The so-called gun control paradox highlights the logical irreconcilability between surveys and political reality. Many authors, including myself, have cited it, probably because it provides a compelling hook to introduce a book or article on guns. Why, goes the paradox, is there not severe gun control in America or a mass movement for gun control, seeing the public so desires gun control as evidenced by surveys since the 1960’s? Answers offered by antigun advocates and scholars are often variants on a stereotype. Accepting gun surveys at face value, they blame organized “special interests” such as the NRA and other gun groups for sabotaging democracy, the public interest, or the greater good with “influence,” as if it were a violation of the American social contract to organize via free association and to petition the government. For a particularly hyperbolic example, the Brady Center has published a report called “The NRA: A Criminal’s Best Friend”. Along this vein, various political science professors discussing gun politics have on various occasions recited to me the maxim, “An organized minority always beats an unorganized majority.” This again implies a lapse in democracy, a majority treated unjustly be a “special interest,” the “gun lobby.”

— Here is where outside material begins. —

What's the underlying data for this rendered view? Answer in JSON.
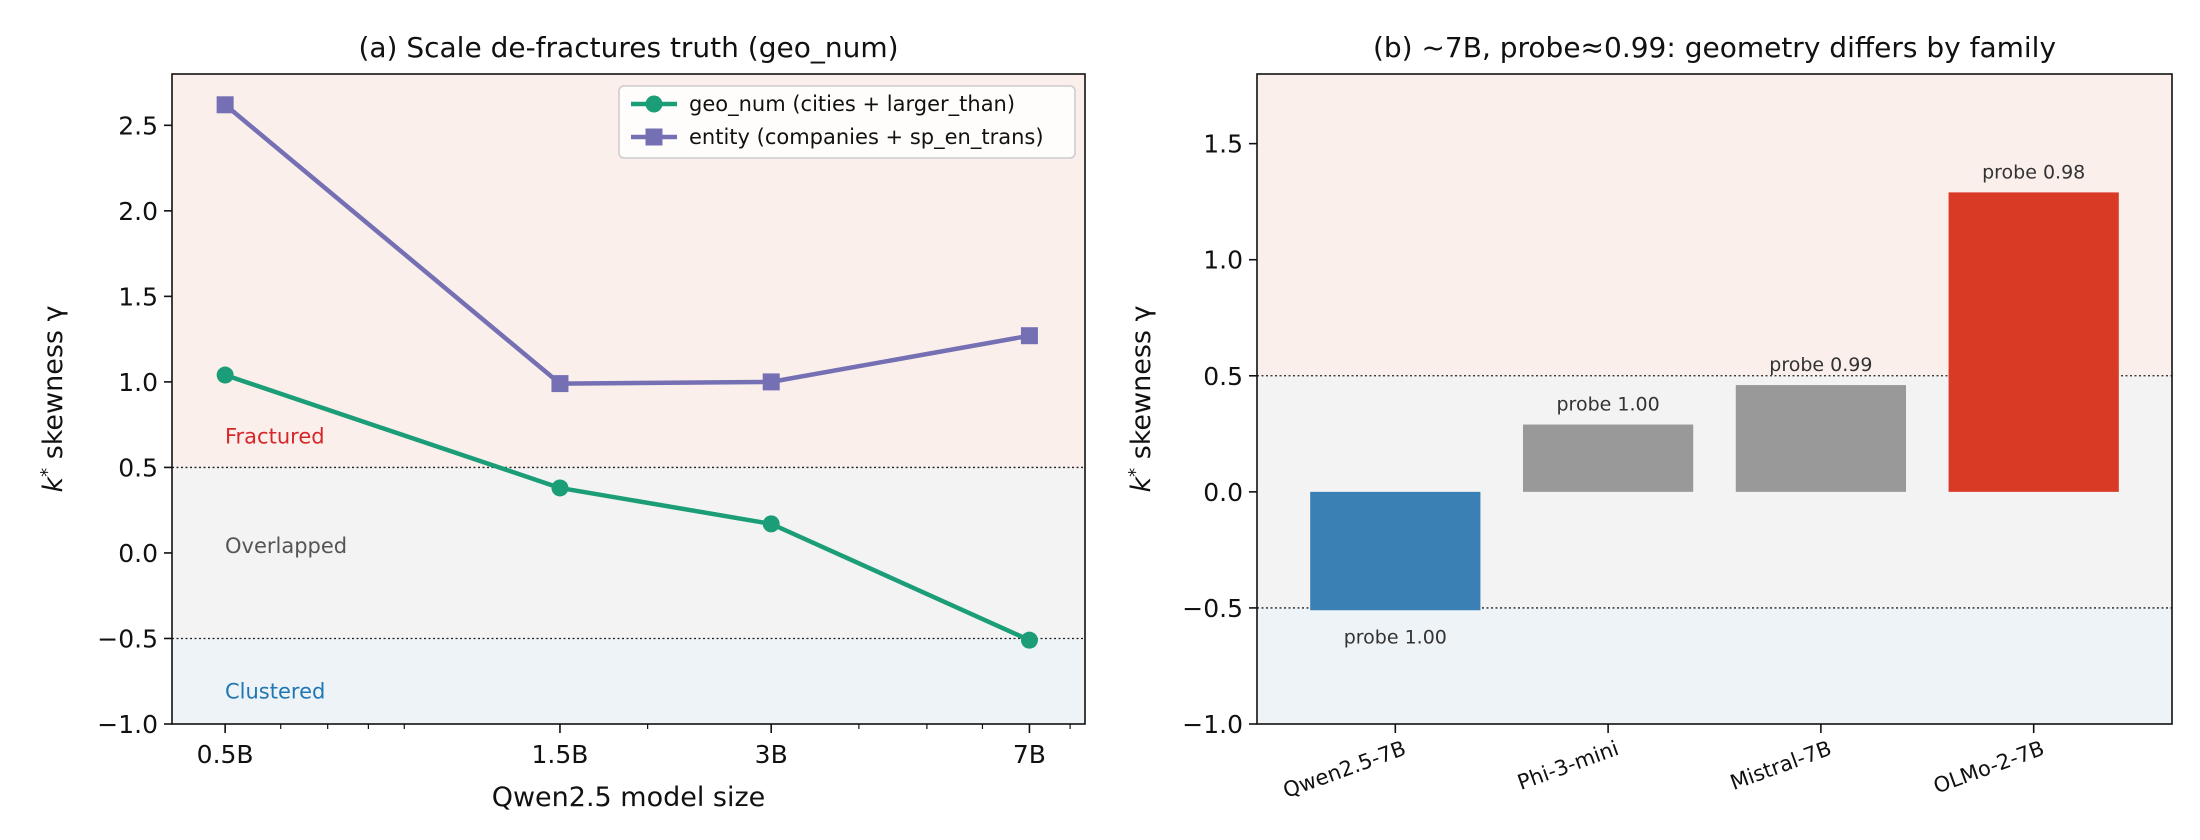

A far more elegant way to unknot the paradox, however, is to recognize it for what it is: a chimera visible only to those who reify survey artifacts into something they would call a “majority.” The seduction of survey research is, of course, the promise of primary-source mass data that are easily quantifiable. But these beguiling numbers do not necessarily equate with political reality and certainly not with any social movement, viable policy, need, or tangible demand, despite the insistence of those charmed by survey methodology. Antigun advocates and scholars assume proxy authority on behalf of this abstraction. The lack of any American mass movement or mass membership association for gun control underscores a general invalidity of these measurements.
So when the gun grabbers tell you that surveys show that “most” Americans support “common sense” gun control, tell them that you will believe them when they can put together a paid membership organization with more than 50,000 annual members. Or fill the State Capitol rotunda on a Tuesday.